The shape we landed on
We put a gateway in front of all model traffic and moved to a curated allowlist across multiple providers. The app talks to one integration contract regardless of which provider is serving the request. The allowlist and tier configuration live in one place that ops can update without touching client code.
The key insight is to separate "which model family" from "how the app talks to models." The gateway owns the provider-specific logic. The allowlist and tiers give product and ops room to move without engineering involvement.
Not every feature uses the selector. Background pipelines and specialized paths that need determinism, throughput guarantees, or domain-specific quality stay pinned. When a pinned model is deprecated, the fix is an infra change, not a request for users to switch tiers.
Tiers in the selector
Models are grouped into three tiers: low, medium, and high. The selector copy explains the rough performance and cost posture of each. Entitlements gate the premium tiers so upgrades are explicit rather than accidental.
Coins still track tokens. Tiers orient the choice but do not replace metering or change what you pay per token.
What this looks like in operations
Allowlist deploys became a routine ops lever. A bad entry shows up as hard 4xx or 5xx clusters, not silent quality drift. Monitoring per model ID matters because different entries can fail in different ways.
Spreading load across providers reduced the thundering-herd pressure on any single API key. Rate limits still move with provider traffic, but the blast radius is smaller when traffic is not concentrated.

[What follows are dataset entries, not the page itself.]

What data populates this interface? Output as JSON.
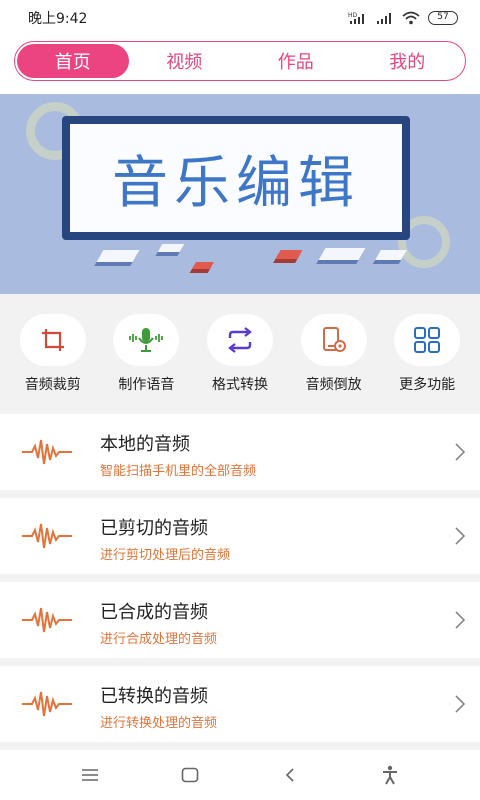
{
  "status": {
    "time": "晚上9:42",
    "battery": "57"
  },
  "tabs": [
    {
      "label": "首页",
      "active": true
    },
    {
      "label": "视频",
      "active": false
    },
    {
      "label": "作品",
      "active": false
    },
    {
      "label": "我的",
      "active": false
    }
  ],
  "banner": {
    "title": "音乐编辑"
  },
  "features": [
    {
      "label": "音频裁剪",
      "icon": "crop-icon"
    },
    {
      "label": "制作语音",
      "icon": "microphone-icon"
    },
    {
      "label": "格式转换",
      "icon": "convert-icon"
    },
    {
      "label": "音频倒放",
      "icon": "reverse-play-icon"
    },
    {
      "label": "更多功能",
      "icon": "grid-icon"
    }
  ],
  "list": [
    {
      "title": "本地的音频",
      "subtitle": "智能扫描手机里的全部音频"
    },
    {
      "title": "已剪切的音频",
      "subtitle": "进行剪切处理后的音频"
    },
    {
      "title": "已合成的音频",
      "subtitle": "进行合成处理的音频"
    },
    {
      "title": "已转换的音频",
      "subtitle": "进行转换处理的音频"
    }
  ],
  "colors": {
    "accent": "#ec4480",
    "wave": "#e2743a",
    "subtitle": "#e2743a",
    "banner": "#a9bcdf"
  }
}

Pinned paths need explicit ownership. When a pinned model reaches end of life, someone on the infrastructure side has to move it. That ownership has to be documented, not assumed.
Before and after
| Area | Narrow two-model era | Multi-provider with tiers |
|---|---|---|
| Vendor risk | Concentrated on one provider | Spread across the allowlist |
| Task fit | Single latency/cost profile | Explicit tier selection |
| Learner trust | Opaque defaults | Visible tradeoffs, entitlement-aware premium |
| Operations | Model swaps required code changes | Allowlist updates without core rewrites |
What this taught us
The copy in the selector matters as much as the tiers themselves. Without clear explanations and entitlements, users cannot reason about cost, and they will not trust the system when they get a surprise.
Not every pipeline should float with user model choice. The selector is the right tool for interactive surfaces. Background jobs and specialized pipelines are better served by stable, pinned defaults with explicit ownership. Provider-specific logic belongs behind one boundary; when it leaks into client code, adding or rotating a provider becomes an engineering project.